Pay-For-Performance Incentives in the Finance Sector and the Financial Crisis
School of Business
Purpose: An investigation of executive compensation in the finance sector during the periods surrounding the crisis with a view to determining whether compensation incentives were associated with excessive risk taking.
Design/methodology/approach: We compare pay-for-performance sensitivity (PFPS) parameters for the finance sector before, during, and after the financial crisis. We also employ the technology sector as a comparison benchmark.
Findings: We find that CEO compensation is strongly associated with the accounting-based ROA performance measure in the finance sector particularly in the pre-crisis period; the relationship is amplified in larger firms. In contrast, the technology sector exhibits PFPS only for the market-based stockholder return measure with smaller firms displaying greater sensitivity.

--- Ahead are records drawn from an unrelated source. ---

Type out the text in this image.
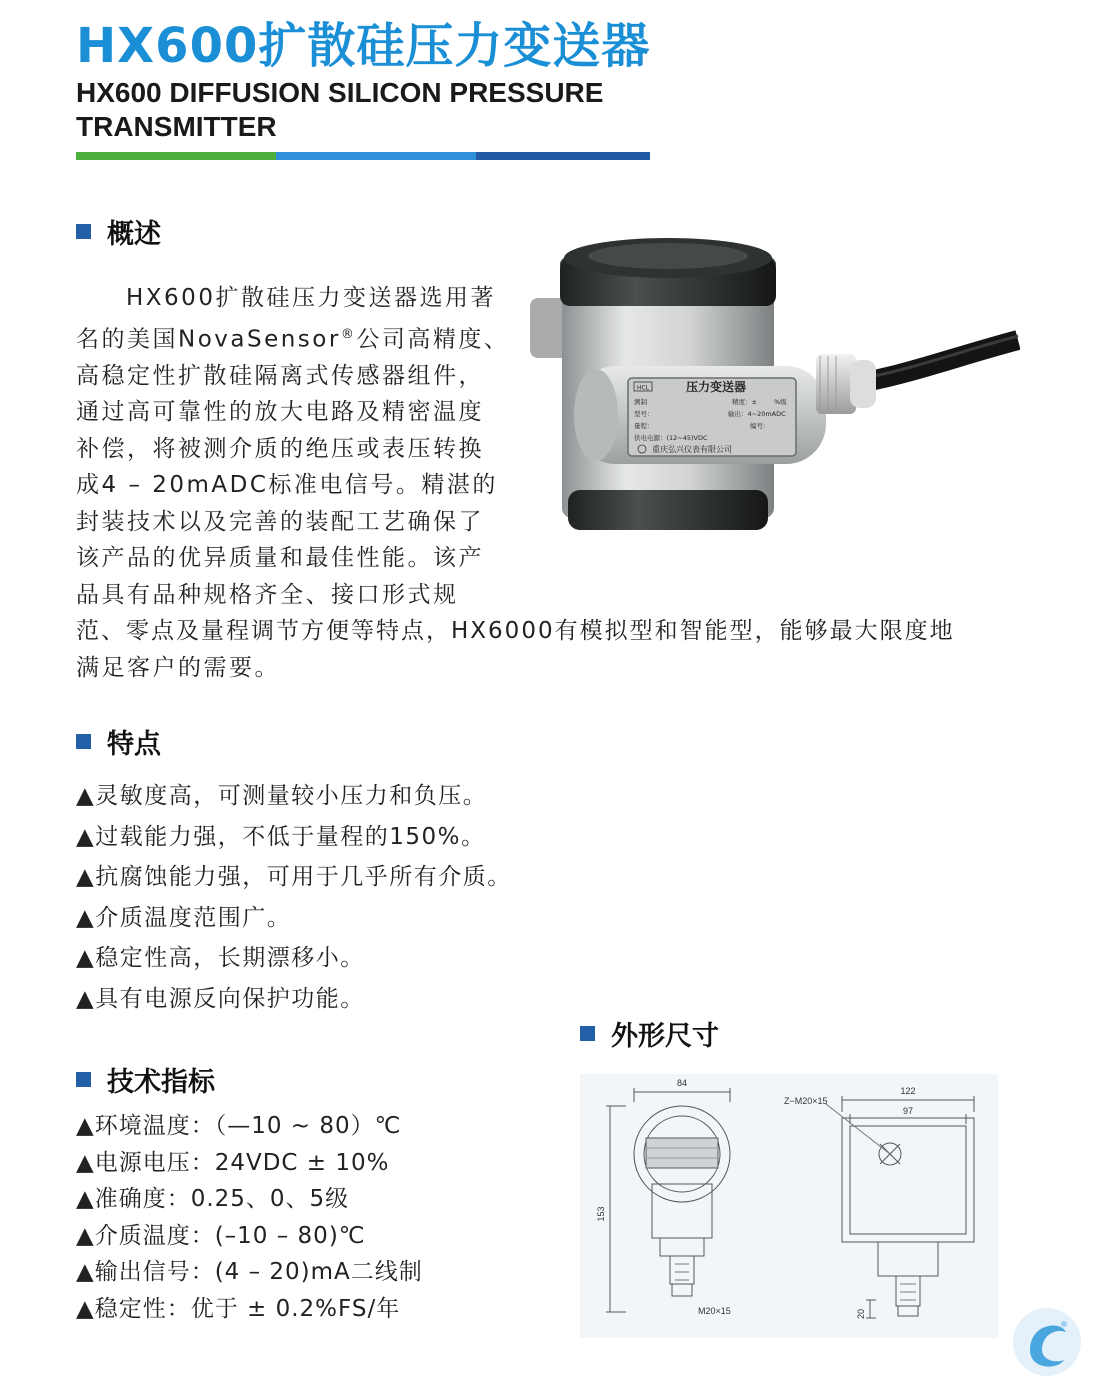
HX600扩散硅压力变送器
HX600 DIFFUSION SILICON PRESSURE TRANSMITTER
概述
HX600扩散硅压力变送器选用著
名的美国NovaSensor®公司高精度、
高稳定性扩散硅隔离式传感器组件，
通过高可靠性的放大电路及精密温度
补偿，将被测介质的绝压或表压转换
成4 – 20mADC标准电信号。精湛的
封装技术以及完善的装配工艺确保了
该产品的优异质量和最佳性能。该产
品具有品种规格齐全、接口形式规
范、零点及量程调节方便等特点，HX6000有模拟型和智能型，能够最大限度地
满足客户的需要。
HCL	压力变送器
测制	精度：±	%级
型号：	输出：4~20mADC
量程：	编号：
供电电源：(12~45)VDC
重庆弘兴仪表有限公司
特点
▲灵敏度高，可测量较小压力和负压。
▲过载能力强，不低于量程的150%。
▲抗腐蚀能力强，可用于几乎所有介质。
▲介质温度范围广。
▲稳定性高，长期漂移小。
▲具有电源反向保护功能。
技术指标
▲环境温度：（—10 ~ 80）℃
▲电源电压：24VDC ± 10%
▲准确度：0.25、0、5级
▲介质温度：(–10 – 80)℃
▲输出信号：(4 – 20)mA二线制
▲稳定性：优于 ± 0.2%FS/年
外形尺寸
84
153
M20×15
122
97
Z−M20×15
20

Originality/value: From a public policy perspective, it is desirable that PFPS for senior executives in the finance sector is muted. This is due to the risk-shifting incentives specific to the sector whereby profits flow to managers/stockholders while catastrophic losses can be socialized through taxpayer funded bailouts. Our findings imply that compensation practices in the finance sector remain a potential concern for systemic stability. In addition to academics and practitioners, our paper may be of interest to financial regulators. In our opinion they should consider monitoring PFPS in addition to capital ratios, credit default swap spreads, and other metrics in their risk containment strategies.